You toured Europe in early 2010. How was that experience?

Going to Europe was great because there were really attentive audiences. It might help to be an American playing guitar; it’s kind of novel in this way, or classic or something. But I really got a sense that… people really went out to see the music, instead of just going to drink or to see their friends, which is fine, but… It was a really special situation a lot of the time. I was doing some really simple songs, some newer songs, and even if people didn’t speak great English, which a lot of them actually did, better than I sometimes, they seemed to really get something out of the songs. I had really positive responses. And I did some instrumental songs, and some stuff that was a little more out than my other stuff, and there were no real bombs.

Did you have any reaction to the way you sing, in the high tenor and quavering falsetto?
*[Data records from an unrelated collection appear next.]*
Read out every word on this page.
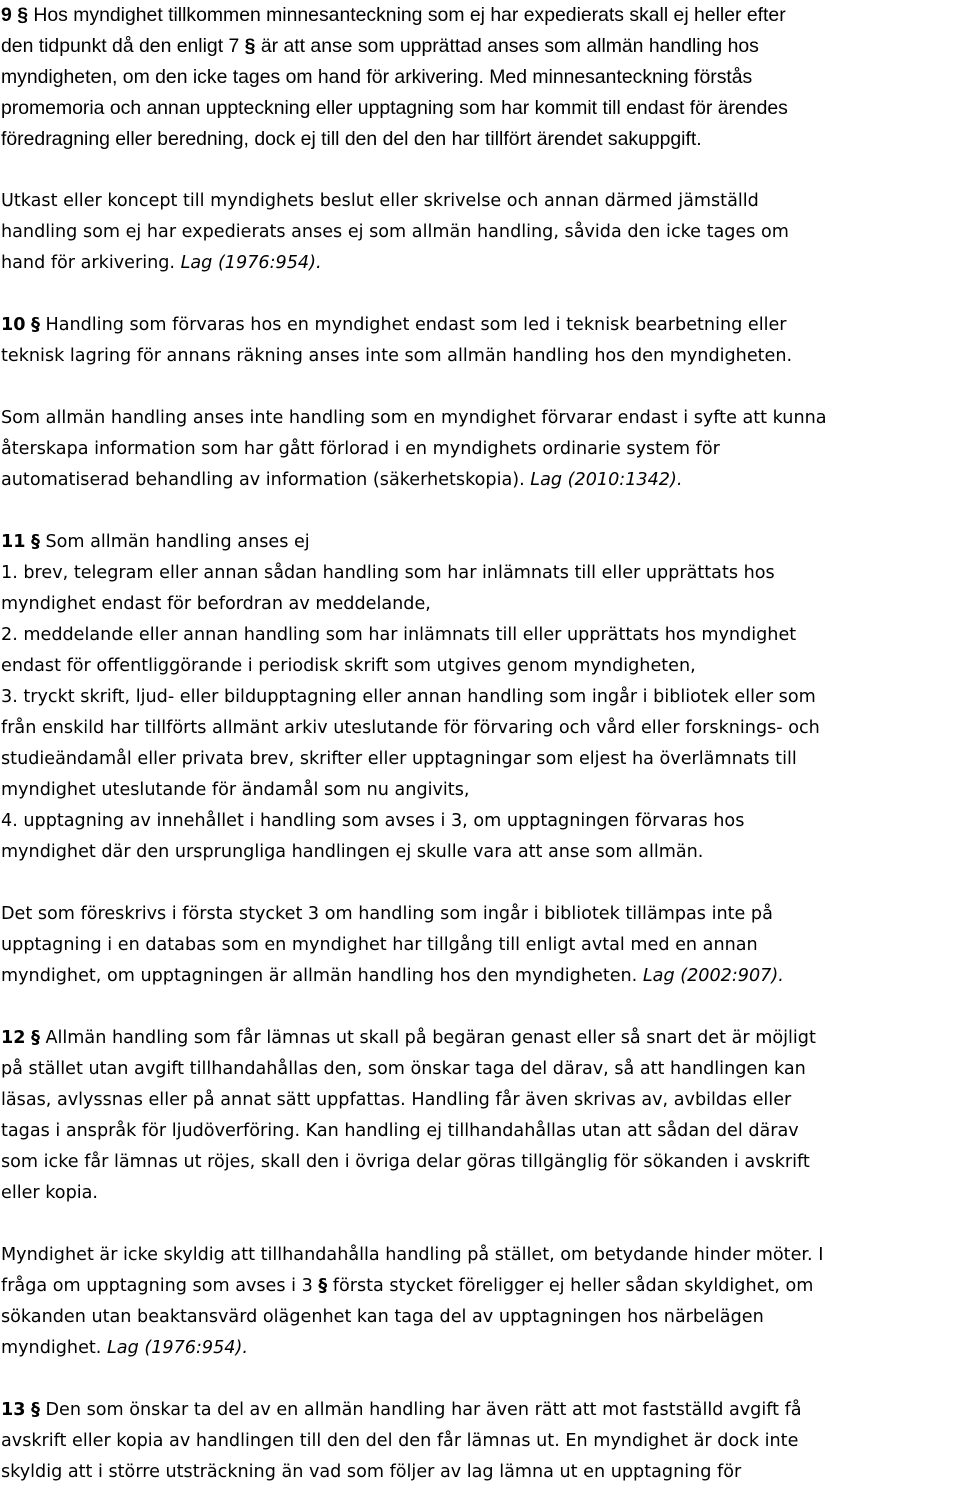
9 § Hos myndighet tillkommen minnesanteckning som ej har expedierats skall ej heller efter

den tidpunkt då den enligt 7 § är att anse som upprättad anses som allmän handling hos

myndigheten, om den icke tages om hand för arkivering. Med minnesanteckning förstås

promemoria och annan uppteckning eller upptagning som har kommit till endast för ärendes

föredragning eller beredning, dock ej till den del den har tillfört ärendet sakuppgift.

Utkast eller koncept till myndighets beslut eller skrivelse och annan därmed jämställd

handling som ej har expedierats anses ej som allmän handling, såvida den icke tages om

hand för arkivering. Lag (1976:954).

10 § Handling som förvaras hos en myndighet endast som led i teknisk bearbetning eller

teknisk lagring för annans räkning anses inte som allmän handling hos den myndigheten.

Som allmän handling anses inte handling som en myndighet förvarar endast i syfte att kunna

återskapa information som har gått förlorad i en myndighets ordinarie system för

automatiserad behandling av information (säkerhetskopia). Lag (2010:1342).

11 § Som allmän handling anses ej

1. brev, telegram eller annan sådan handling som har inlämnats till eller upprättats hos

myndighet endast för befordran av meddelande,

2. meddelande eller annan handling som har inlämnats till eller upprättats hos myndighet

endast för offentliggörande i periodisk skrift som utgives genom myndigheten,

3. tryckt skrift, ljud- eller bildupptagning eller annan handling som ingår i bibliotek eller som

från enskild har tillförts allmänt arkiv uteslutande för förvaring och vård eller forsknings- och

studieändamål eller privata brev, skrifter eller upptagningar som eljest ha överlämnats till

myndighet uteslutande för ändamål som nu angivits,

4. upptagning av innehållet i handling som avses i 3, om upptagningen förvaras hos

myndighet där den ursprungliga handlingen ej skulle vara att anse som allmän.

Det som föreskrivs i första stycket 3 om handling som ingår i bibliotek tillämpas inte på

upptagning i en databas som en myndighet har tillgång till enligt avtal med en annan

myndighet, om upptagningen är allmän handling hos den myndigheten. Lag (2002:907).

12 § Allmän handling som får lämnas ut skall på begäran genast eller så snart det är möjligt

på stället utan avgift tillhandahållas den, som önskar taga del därav, så att handlingen kan

läsas, avlyssnas eller på annat sätt uppfattas. Handling får även skrivas av, avbildas eller

tagas i anspråk för ljudöverföring. Kan handling ej tillhandahållas utan att sådan del därav

som icke får lämnas ut röjes, skall den i övriga delar göras tillgänglig för sökanden i avskrift

eller kopia.

Myndighet är icke skyldig att tillhandahålla handling på stället, om betydande hinder möter. I

fråga om upptagning som avses i 3 § första stycket föreligger ej heller sådan skyldighet, om

sökanden utan beaktansvärd olägenhet kan taga del av upptagningen hos närbelägen

myndighet. Lag (1976:954).

13 § Den som önskar ta del av en allmän handling har även rätt att mot fastställd avgift få

avskrift eller kopia av handlingen till den del den får lämnas ut. En myndighet är dock inte

skyldig att i större utsträckning än vad som följer av lag lämna ut en upptagning för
Yeah, it’s weird. I don’t know how that started, how I started singing in the falsetto voice. It just developed over a long period of time, I guess. Now it’s kind of funny because I can’t tell what my real voice is, per se. I guess I don’t believe that someone has a real voice; I think they can sing any way. But, yeah, sometimes people are really taken aback by it. When I start singing, people are looking and smiling at their friends and there’s some, like, “Oh my gosh, who is this guy?” but usually that doesn’t last that long. Usually, people they get over that pretty quick and start to hear something in it, I think.
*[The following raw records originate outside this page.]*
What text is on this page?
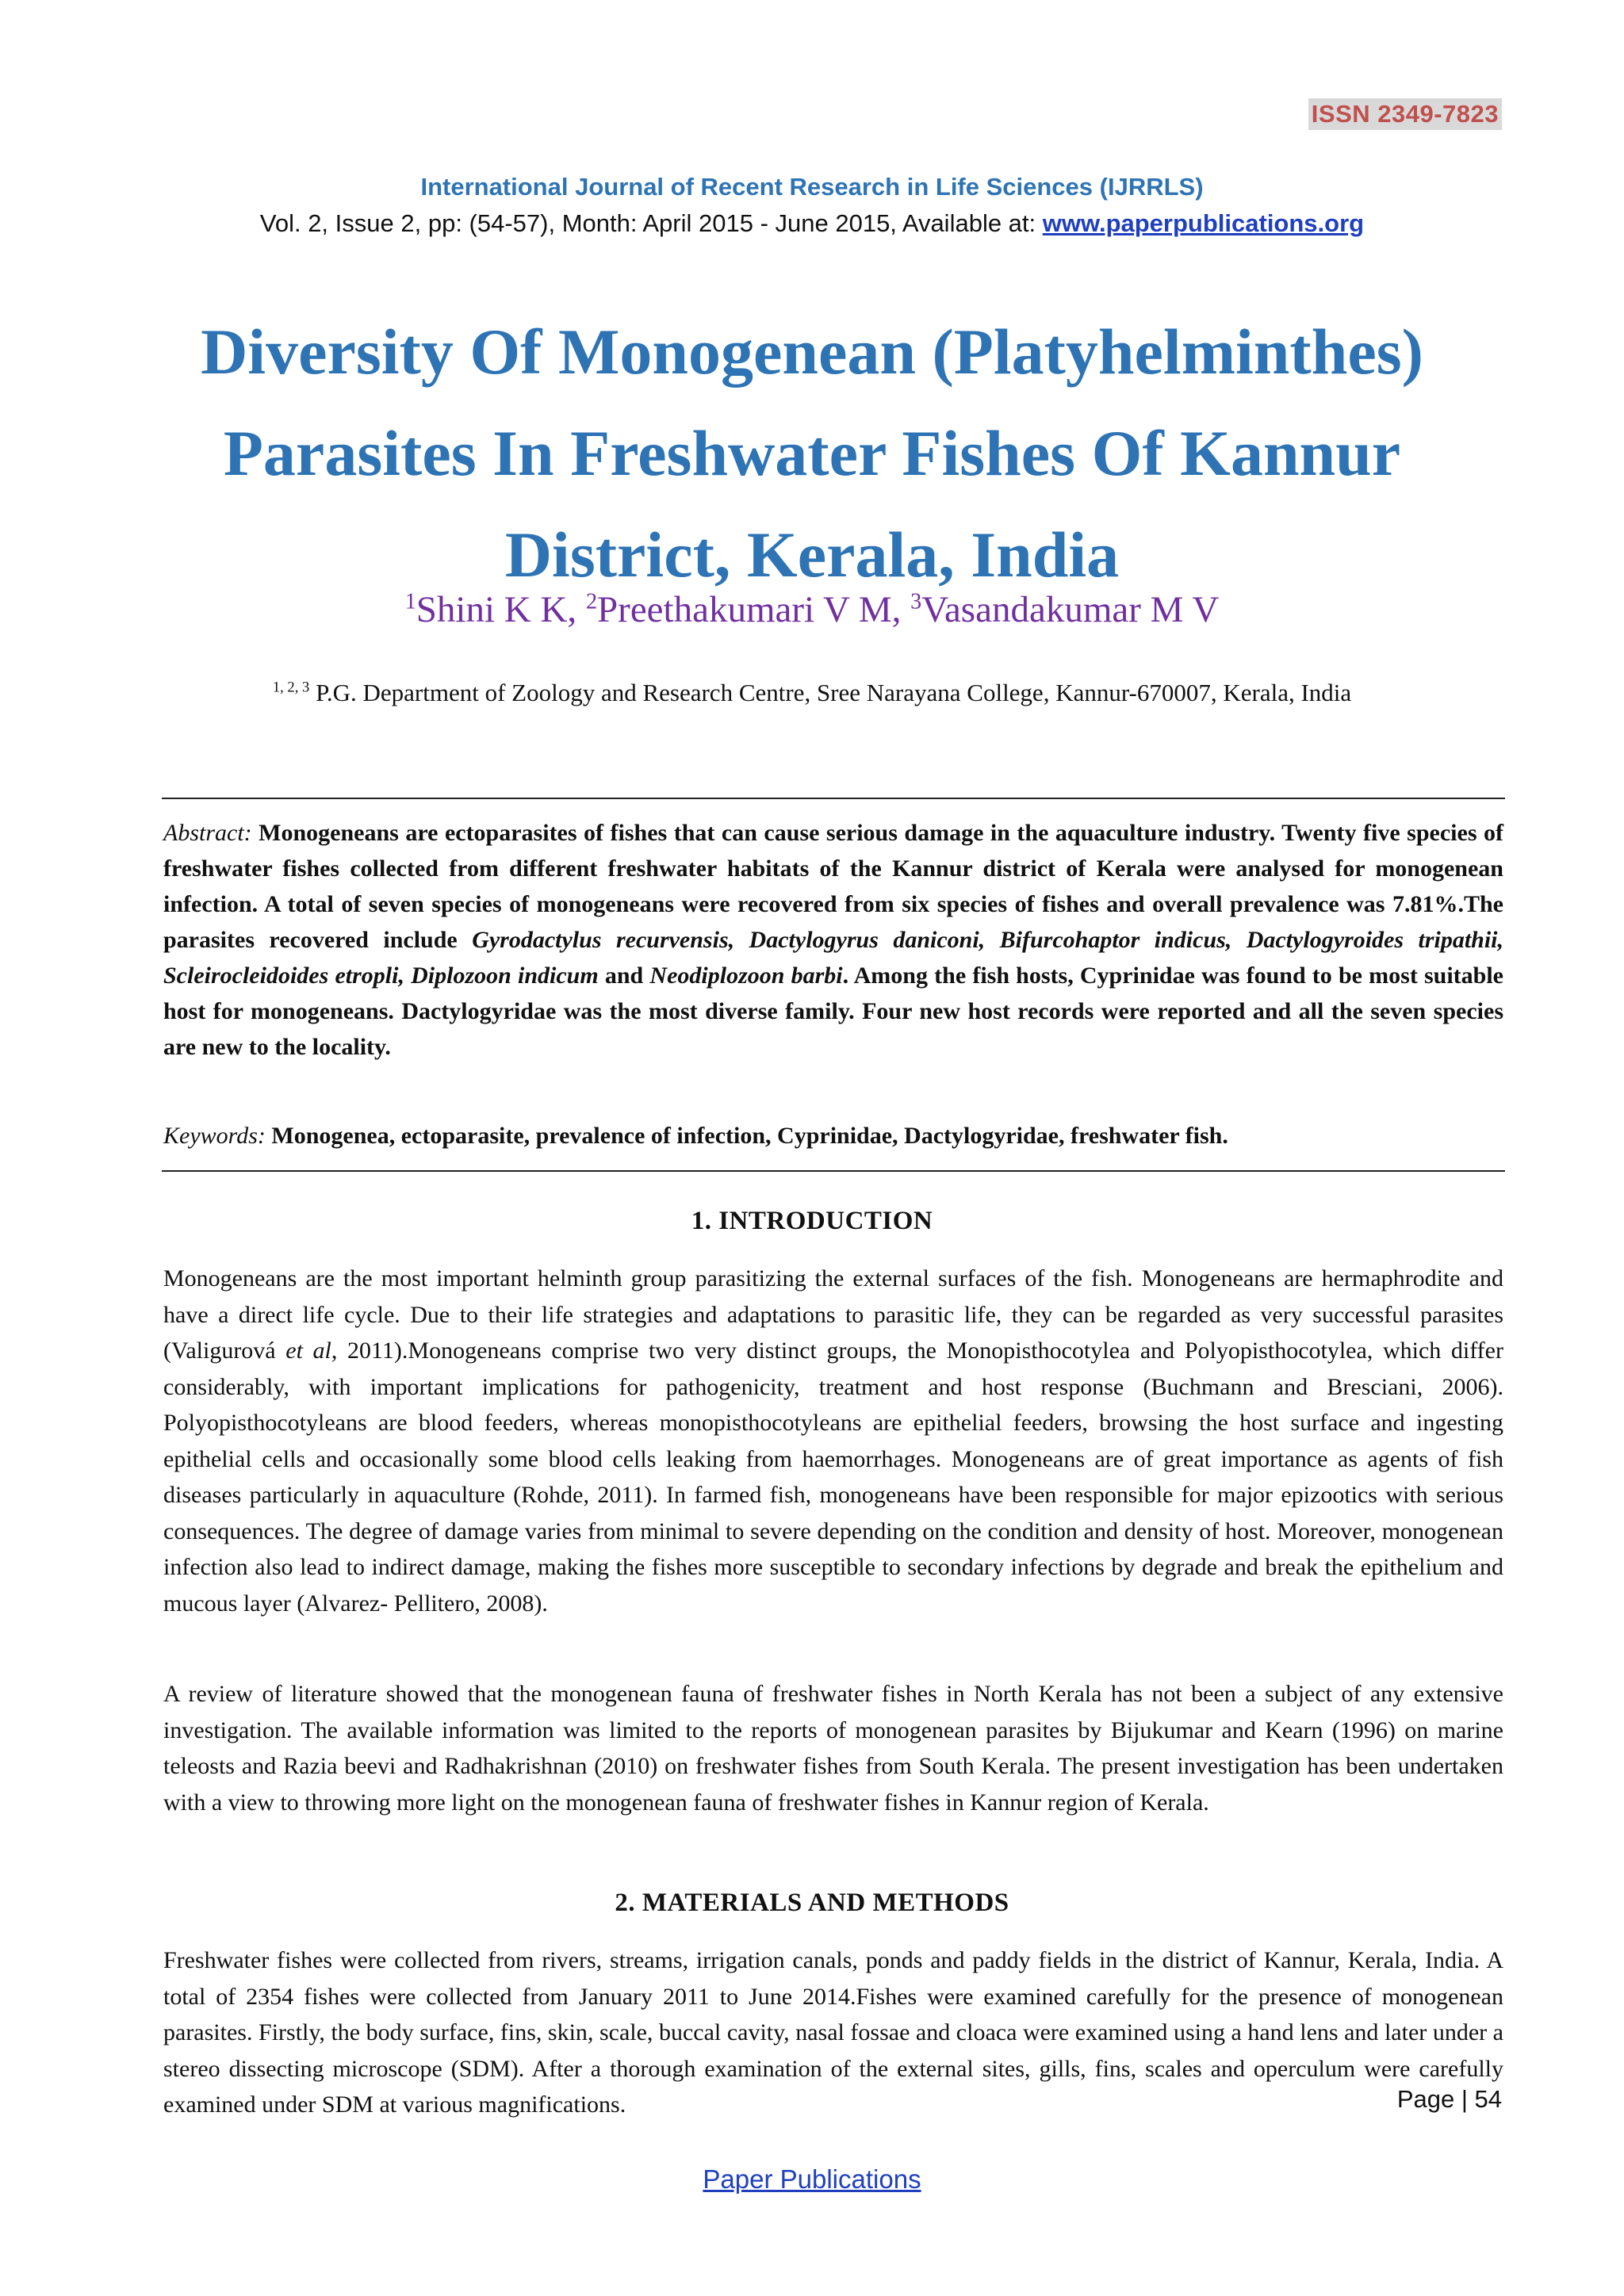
ISSN 2349-7823
International Journal of Recent Research in Life Sciences (IJRRLS)
Vol. 2, Issue 2, pp: (54-57), Month: April 2015 - June 2015, Available at: www.paperpublications.org
Diversity Of Monogenean (Platyhelminthes)
Parasites In Freshwater Fishes Of Kannur
District, Kerala, India
$^1$Shini K K, $^2$Preethakumari V M, $^3$Vasandakumar M V
$^{1, 2, 3}$ P.G. Department of Zoology and Research Centre, Sree Narayana College, Kannur-670007, Kerala, India
Abstract: Monogeneans are ectoparasites of fishes that can cause serious damage in the aquaculture industry. Twenty five species of freshwater fishes collected from different freshwater habitats of the Kannur district of Kerala were analysed for monogenean infection. A total of seven species of monogeneans were recovered from six species of fishes and overall prevalence was 7.81%.The parasites recovered include Gyrodactylus recurvensis, Dactylogyrus daniconi, Bifurcohaptor indicus, Dactylogyroides tripathii, Scleirocleidoides etropli, Diplozoon indicum and Neodiplozoon barbi. Among the fish hosts, Cyprinidae was found to be most suitable host for monogeneans. Dactylogyridae was the most diverse family. Four new host records were reported and all the seven species are new to the locality.
Keywords: Monogenea, ectoparasite, prevalence of infection, Cyprinidae, Dactylogyridae, freshwater fish.
1. INTRODUCTION
Monogeneans are the most important helminth group parasitizing the external surfaces of the fish. Monogeneans are hermaphrodite and have a direct life cycle. Due to their life strategies and adaptations to parasitic life, they can be regarded as very successful parasites (Valigurová et al, 2011).Monogeneans comprise two very distinct groups, the Monopisthocotylea and Polyopisthocotylea, which differ considerably, with important implications for pathogenicity, treatment and host response (Buchmann and Bresciani, 2006). Polyopisthocotyleans are blood feeders, whereas monopisthocotyleans are epithelial feeders, browsing the host surface and ingesting epithelial cells and occasionally some blood cells leaking from haemorrhages. Monogeneans are of great importance as agents of fish diseases particularly in aquaculture (Rohde, 2011). In farmed fish, monogeneans have been responsible for major epizootics with serious consequences. The degree of damage varies from minimal to severe depending on the condition and density of host. Moreover, monogenean infection also lead to indirect damage, making the fishes more susceptible to secondary infections by degrade and break the epithelium and mucous layer (Alvarez- Pellitero, 2008).
A review of literature showed that the monogenean fauna of freshwater fishes in North Kerala has not been a subject of any extensive investigation. The available information was limited to the reports of monogenean parasites by Bijukumar and Kearn (1996) on marine teleosts and Razia beevi and Radhakrishnan (2010) on freshwater fishes from South Kerala. The present investigation has been undertaken with a view to throwing more light on the monogenean fauna of freshwater fishes in Kannur region of Kerala.
2. MATERIALS AND METHODS
Freshwater fishes were collected from rivers, streams, irrigation canals, ponds and paddy fields in the district of Kannur, Kerala, India. A total of 2354 fishes were collected from January 2011 to June 2014.Fishes were examined carefully for the presence of monogenean parasites. Firstly, the body surface, fins, skin, scale, buccal cavity, nasal fossae and cloaca were examined using a hand lens and later under a stereo dissecting microscope (SDM). After a thorough examination of the external sites, gills, fins, scales and operculum were carefully examined under SDM at various magnifications.	Page | 54
Paper Publications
You once mentioned Elizabeth Cotton as an influence on your guitar playing. How did she influence you?

The ways that I got the physical ability to play the kinds of things I wanted to play was from listening to and trying to play country blues and Elizabeth Cotton and John Fahey. I would hear these multiple parts and I wanted to learn how to do that. And also, I spent a couple of summers trying to learn banjo, like Scruggs-style banjo, and that’s all these rolling patterns and switching between them. And I think that all that stuff really kind of found its way into my playing. But that’s just kind of the percussive element. There’s also the guitarists that I listened to for the sounds of the notes and the sounds of the guitar. Like Syd Barrett’s really influenced me — his lead guitar playing.

What about it influenced you?

The freedom of it. How melodic it is and the way that it’s like singing or speaking in a way — but you can say anything. [Laughs>] That’s really beautiful to me.

Can you tell me a bit about what it was like to play with Dirty Projectors and Björk [in 2009]?

I just got and email from Dirty Projectors asking me if I wanted to go play with them and Björk. And I was like, “Oh my gosh, this, this is crazy,” you know? I was working at record stores in the 90s; Bjork is like this ultimate thing. Just unimaginable. Just going to see her play would be amazing, and here I am, gonna be probably meeting her and all this stuff, so I really just spent a couple months practicing really hard and thinking a lot about that show. I went there and had a great time and everything went well. It could have been really overwhelming, I think. But I was prepared, and it was a good experience.

Did you get to meet her?

I met her, but I was too shy to really say anything substantial. I think I said “Hi.”

Did it feel at all like you were there with this star and this really hot band or was it more you were all there to do your thing?

It felt like there was a real sense of unity with the people setting up the project, because everyone was taking it so seriously. They were actually all practicing downstairs in this room, and I was practicing in another room. We were all just frantically practicing. And after that, just partying all night. It was a really special occasion.